Better to focus on Di Canio – the maverick Italian, the big news line, true or otherwise about his imminent arrival – and the harshness of the genial McDermott’s departure. And compare it to Adkins’ similarly ludicrous exit from Southampton or further concentrate on who will fill the “Mad Stad” hot seat. Adkins, naturally, was one of the immediate runners and riders.
By today, McDermott had been reduced to minor billing in the media. I reiterate, he is no Fergie, Wenger or Benitez. He has flown to Ireland to contemplate his future and I share the view of my colleague, The Secret Gallagher, that a place could await him when Giovanni Trapattoni steps down from managing the Republic’s national team. “Il Trap” is almost a busted flush.
Reading are as good as bust, too. Nine games to go is effectively seven games to go, with Reading facing Manchester United and Arsenal – both away – in their next two matches. How many points is a demoralised team going to pick up at Old Trafford and the Emirates Stadium? Nought springs to mind.
I leave you with two anecdotes, verified by trusted members of the hack pack on Saturday. Players from Reading’s Simod Cup winning team of 1988 were invited back to celebrate the 25th anniversary and to parade at half time.
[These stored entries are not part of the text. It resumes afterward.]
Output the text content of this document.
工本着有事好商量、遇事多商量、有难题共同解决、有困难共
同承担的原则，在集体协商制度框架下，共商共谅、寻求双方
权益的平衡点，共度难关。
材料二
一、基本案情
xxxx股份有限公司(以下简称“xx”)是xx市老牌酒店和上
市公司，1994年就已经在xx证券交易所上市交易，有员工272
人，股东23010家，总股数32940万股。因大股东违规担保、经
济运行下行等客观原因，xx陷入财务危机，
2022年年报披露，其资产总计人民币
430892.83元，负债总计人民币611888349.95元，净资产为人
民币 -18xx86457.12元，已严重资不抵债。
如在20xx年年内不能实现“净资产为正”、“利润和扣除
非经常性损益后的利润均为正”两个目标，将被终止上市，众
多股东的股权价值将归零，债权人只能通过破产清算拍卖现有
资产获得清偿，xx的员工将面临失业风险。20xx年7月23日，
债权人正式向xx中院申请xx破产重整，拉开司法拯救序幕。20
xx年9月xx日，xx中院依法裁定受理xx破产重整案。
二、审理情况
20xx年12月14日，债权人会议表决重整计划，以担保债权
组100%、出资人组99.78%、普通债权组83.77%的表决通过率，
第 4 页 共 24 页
Yet the club failed to put on food and refreshments for them and they had to socialise in a local pub.
A total lack of class from Reading FC.
As McDermott left the stadium at about 6.30pm, totally deflated after the defeat against Villa that would seal his fate less than 48 hours later, a woman of a certain age approached him and asked a searching question. He could have ignored her and strode on to the car park. But he spent two to three minutes politely explaining his thoughts.
Total class from Reading’s soon-to-be former manager.